Levi vaciló, pero finalmente dijo—: ¿Qué dice este papel?

El niño sostenía el periódico de la capital en su pequeña y huesuda mano. Kuchel se arrodilló ante la inocencia pueril de su hijo y le apartó con la mano los mechones despeinados  de su cabello oscuro que le ocultaban los ojos.

—Cariño, ahora no puedo ayudarte con eso —le respondió suavemente. 

Kuchel, al igual que Levi, hacía más de dos días que no comía. Ambos estaban esqueléticos y consumidos por la hambruna recurrente del burdel. Las piernas del niño eran dos escarbadientes que a gatas se veían por la camisa enorme y sucia que llevaba puesta.

Tumbado de costado, mientras sostenía su cabeza con una mano, el tipo de la cama observaba con aburrimiento la escena. Kuchel le echó un vistazo furtivo y se dirigió de nuevo a su hijo.

—¡Levi, por favor! —le rogó—. Regresa abajo.

A continuación, el hombre sostuvo un cerillo, lo deslizó sobre una cajita de madera y prendió un cigarrillo. Las piernas de Levi se estancaron en el umbral de la puerta cuando la habitación empezó a llenarse de olor a tabaco.

—Mamá —susurró Levi, y le acarició la mejilla que tenía un enorme verdugón—. ¿Ese hombre te golpea?

Kuchel gimió de espanto.

—No —negó, y sostuvo su manito entre los dedos blancos de ella—. Todo está bien, cariño. Vuelve abajo.

—¡Pero, mamá!

—¡Oye, mocoso! —irrumpió el hombre, al tiempo que le daba una pitada a su cigarro—. Escucha a tu madre y vuelve abajo que estamos ocupados.

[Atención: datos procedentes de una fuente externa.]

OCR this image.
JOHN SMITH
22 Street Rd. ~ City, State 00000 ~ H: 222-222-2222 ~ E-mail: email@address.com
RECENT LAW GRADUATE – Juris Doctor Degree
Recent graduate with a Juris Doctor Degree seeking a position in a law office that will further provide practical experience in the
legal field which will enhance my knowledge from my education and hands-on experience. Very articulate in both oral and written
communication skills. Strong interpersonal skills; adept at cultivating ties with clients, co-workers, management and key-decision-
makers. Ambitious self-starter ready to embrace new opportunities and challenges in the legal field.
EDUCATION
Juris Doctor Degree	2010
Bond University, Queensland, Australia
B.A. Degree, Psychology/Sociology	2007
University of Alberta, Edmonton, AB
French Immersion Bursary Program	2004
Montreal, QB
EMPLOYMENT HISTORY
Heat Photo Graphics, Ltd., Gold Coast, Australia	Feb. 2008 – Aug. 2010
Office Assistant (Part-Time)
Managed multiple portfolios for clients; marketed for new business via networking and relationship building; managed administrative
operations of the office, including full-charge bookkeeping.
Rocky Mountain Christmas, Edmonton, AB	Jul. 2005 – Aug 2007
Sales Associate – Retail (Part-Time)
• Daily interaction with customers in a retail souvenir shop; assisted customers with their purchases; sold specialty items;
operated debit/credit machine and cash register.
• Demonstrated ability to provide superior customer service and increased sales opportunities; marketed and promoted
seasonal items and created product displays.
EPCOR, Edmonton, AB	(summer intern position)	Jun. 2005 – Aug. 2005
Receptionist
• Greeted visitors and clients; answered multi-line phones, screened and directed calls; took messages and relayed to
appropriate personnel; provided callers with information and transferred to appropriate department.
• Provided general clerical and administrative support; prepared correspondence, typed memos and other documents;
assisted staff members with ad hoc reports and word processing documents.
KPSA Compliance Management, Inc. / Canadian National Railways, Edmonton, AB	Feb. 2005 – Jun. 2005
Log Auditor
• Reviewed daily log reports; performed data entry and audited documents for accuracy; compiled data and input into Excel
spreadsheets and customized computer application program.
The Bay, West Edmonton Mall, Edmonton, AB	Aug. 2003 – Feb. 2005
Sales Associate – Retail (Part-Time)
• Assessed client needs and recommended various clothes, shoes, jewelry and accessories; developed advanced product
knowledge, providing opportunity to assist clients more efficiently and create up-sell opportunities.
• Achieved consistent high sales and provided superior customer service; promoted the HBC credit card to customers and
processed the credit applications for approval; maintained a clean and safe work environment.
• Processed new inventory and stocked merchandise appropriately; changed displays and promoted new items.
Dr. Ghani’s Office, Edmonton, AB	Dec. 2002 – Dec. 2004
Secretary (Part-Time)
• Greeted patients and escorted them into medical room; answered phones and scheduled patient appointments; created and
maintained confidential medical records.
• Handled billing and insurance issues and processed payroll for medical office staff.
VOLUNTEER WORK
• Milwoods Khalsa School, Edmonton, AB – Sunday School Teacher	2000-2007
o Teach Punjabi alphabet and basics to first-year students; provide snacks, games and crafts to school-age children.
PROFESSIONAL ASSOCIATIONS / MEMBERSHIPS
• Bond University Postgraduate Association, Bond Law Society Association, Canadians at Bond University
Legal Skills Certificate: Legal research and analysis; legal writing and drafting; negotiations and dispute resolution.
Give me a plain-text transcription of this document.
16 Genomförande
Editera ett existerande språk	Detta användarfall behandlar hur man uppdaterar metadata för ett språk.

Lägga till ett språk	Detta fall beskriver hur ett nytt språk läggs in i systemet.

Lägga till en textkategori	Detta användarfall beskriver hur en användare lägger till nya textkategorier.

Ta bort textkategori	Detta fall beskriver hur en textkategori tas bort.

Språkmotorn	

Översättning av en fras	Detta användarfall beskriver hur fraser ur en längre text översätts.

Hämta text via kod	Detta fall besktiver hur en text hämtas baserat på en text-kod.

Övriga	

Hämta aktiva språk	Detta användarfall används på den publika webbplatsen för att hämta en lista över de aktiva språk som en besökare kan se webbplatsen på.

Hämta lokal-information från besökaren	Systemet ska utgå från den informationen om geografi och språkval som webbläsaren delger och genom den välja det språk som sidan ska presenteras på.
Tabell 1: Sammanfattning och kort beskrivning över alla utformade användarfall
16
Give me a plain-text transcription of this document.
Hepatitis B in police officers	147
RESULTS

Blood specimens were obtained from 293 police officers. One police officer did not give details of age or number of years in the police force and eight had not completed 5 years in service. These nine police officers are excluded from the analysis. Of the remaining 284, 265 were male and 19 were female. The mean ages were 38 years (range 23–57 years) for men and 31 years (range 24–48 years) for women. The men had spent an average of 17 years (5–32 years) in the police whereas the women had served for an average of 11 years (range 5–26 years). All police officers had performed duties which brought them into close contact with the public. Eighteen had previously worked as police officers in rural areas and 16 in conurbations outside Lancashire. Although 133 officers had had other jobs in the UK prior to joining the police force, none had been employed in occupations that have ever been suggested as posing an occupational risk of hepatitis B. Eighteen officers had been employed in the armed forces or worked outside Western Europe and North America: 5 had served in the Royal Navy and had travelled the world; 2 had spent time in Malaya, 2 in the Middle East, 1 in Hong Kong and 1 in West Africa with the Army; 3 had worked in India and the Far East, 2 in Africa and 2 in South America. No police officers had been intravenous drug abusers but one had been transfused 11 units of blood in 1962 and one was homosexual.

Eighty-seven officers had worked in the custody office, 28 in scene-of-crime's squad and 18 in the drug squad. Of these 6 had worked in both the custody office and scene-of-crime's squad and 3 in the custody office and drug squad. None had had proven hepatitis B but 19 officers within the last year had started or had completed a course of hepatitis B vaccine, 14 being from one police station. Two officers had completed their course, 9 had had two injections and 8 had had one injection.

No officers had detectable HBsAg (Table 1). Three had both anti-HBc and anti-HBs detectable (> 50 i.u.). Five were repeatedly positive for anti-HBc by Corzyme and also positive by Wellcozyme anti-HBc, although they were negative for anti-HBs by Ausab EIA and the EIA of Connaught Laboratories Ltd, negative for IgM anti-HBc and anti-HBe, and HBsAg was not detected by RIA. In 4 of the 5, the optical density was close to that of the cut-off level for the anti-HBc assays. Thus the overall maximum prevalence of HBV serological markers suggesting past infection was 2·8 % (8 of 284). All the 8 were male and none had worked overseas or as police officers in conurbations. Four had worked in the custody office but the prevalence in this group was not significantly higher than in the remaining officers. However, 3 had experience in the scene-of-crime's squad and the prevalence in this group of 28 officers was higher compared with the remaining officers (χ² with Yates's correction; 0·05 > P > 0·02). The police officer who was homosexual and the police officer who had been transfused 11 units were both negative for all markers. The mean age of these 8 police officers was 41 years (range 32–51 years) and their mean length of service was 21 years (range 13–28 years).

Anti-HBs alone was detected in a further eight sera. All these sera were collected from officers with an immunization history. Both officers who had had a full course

Levi lo odió con la mirada.

—¡Deja en paz a mi mamá! —masculló.

Con una visible mueca de pánico, Kuchel lo arrastró por los hombros hacia el pasillo, pero Levi clavó los talones y se liberó del agarre de su madre. Hizo con el periódico un bollo de papel, lo arrojó al suelo y se precipitó en dirección al hombre hecho una furia de huesos diminutos. Kuchel lo llamó a los gritos, pero el niño no le hizo caso.

—¡Déjala en paz, viejo pervertido! —bramó Levi, dispuesto a partirle la cara.

Pero el tipo se levantó de la cama rápidamente e incrustó un puñetazo en el estómago de Levi. Su espalda se arqueó como un elástico y un coágulo de sangre brotó de su boca cuando impactó contra el suelo. El niño se estremeció y abrazó su barriga por el dolor y el hambre que carcomía sus entrañas hacía ya varios meses.

Desesperada, Kuchel se abalanzó sobre su hijo para protegerlo.

—¡Por favor! ¡No le hagas nada! —le suplicó—. ¡Es solo un niño! ¡Lastímame a mí, pero no a él! ¡Por favor!